My designs are strongly rooted in the hues, textures, and feels of landscapes that attract my curiosity. I am intrigued by the way we feel the earth around us and how more than the shape or symbol of, say, a tree- there is a felt sense when standing at its base or gazing up into the canopy of its leaves. My soul feels at ease in such a different way while meandering between canyon walls of a washed out river bed in New Mexico than it does in the depths of the dark and secluded forest here in Western Washington.
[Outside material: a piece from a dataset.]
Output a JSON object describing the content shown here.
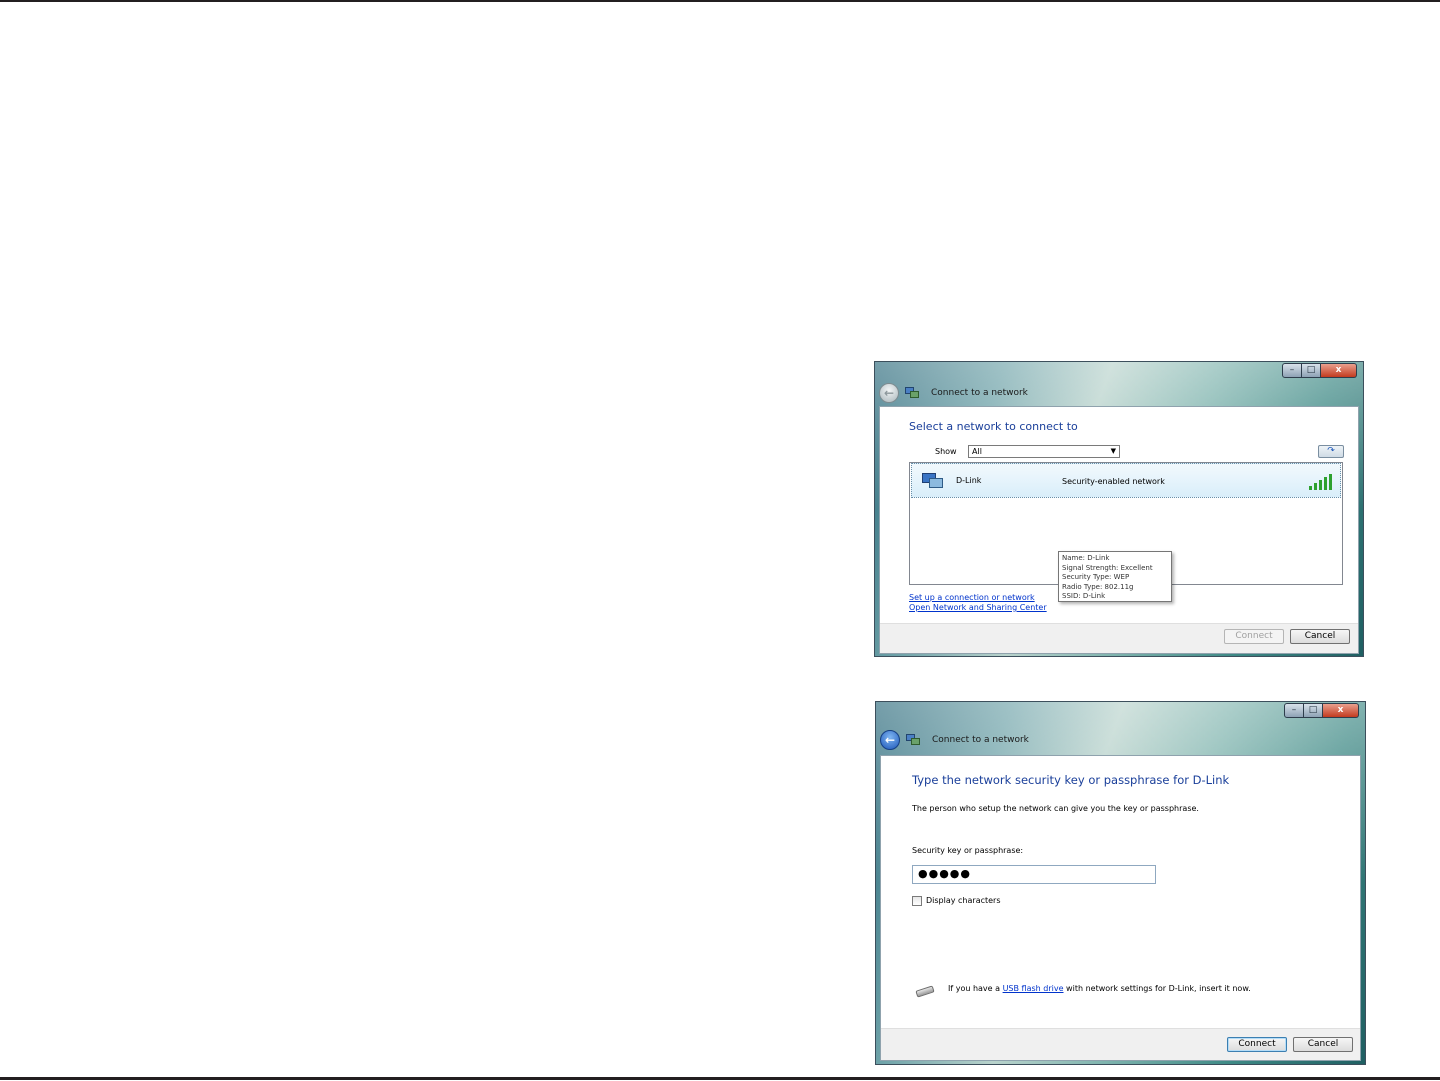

I hope to create vessels that stir up similar emotions- open to personal interpretation without my own literal symbolism of said places that inspire me. Perhaps expressionism in pottery.
Shortly after I started this business, I began to see the niche that pottery can have in the Environmental Movement and Slow Food revolution- both very dear to my heart. In order to move from a linear economy to one rooted in triple-bottom-line businesses devoted to something bigger and more meaningful…there must be alternatives. The role of the craftsman is paramount to a shift in consumerism as well as the health of our local communities and economies. With growth, and as I refine and evolve my mission as a potter, I look to add to and support these movements as much as I can.
You will see that I do my best to weave this priority in as much as possible. Plastic-free/recyclable packaging, donating to nonprofits both monetarily and by way of pieces to community-led organizations like Still We Rise, partnering only with shops and individuals striving to make a difference, offsetting my carbon footprint for travel (I use Native Energy), and doing my best to source materials locally and by businesses who also align with my ethics.
I feel strongly that we as business owners and makers have a large social responsibility in a time of moral crises as exhibited by those running our country and leading our economic system. Earth first.
INFLUENCES + INSPIRATIONS
because no artist is without those who came before...here is my reference page of sorts.
Cultures of Habitat
Shambhala: The Sacred Path of the Warrior
Cold Mountain Poems
Blues For Allah
Cats Under the Stars
Jerry Garcia Band
On the Beach
Abiquiu, New Mexico
The Colorado Front Range
In many ways I grew into myself here- spending ages 18-24 living in Boulder. I began to see first hand how taking a walk in the natural world was truly the best teacher. Any trying emotion I was feeling could be supported and mended (at the very least, temporarily). My dog walks (in the woods, along the shore, in the desert) have become an incredibly important part of my life, and something I owe much of my sanity to!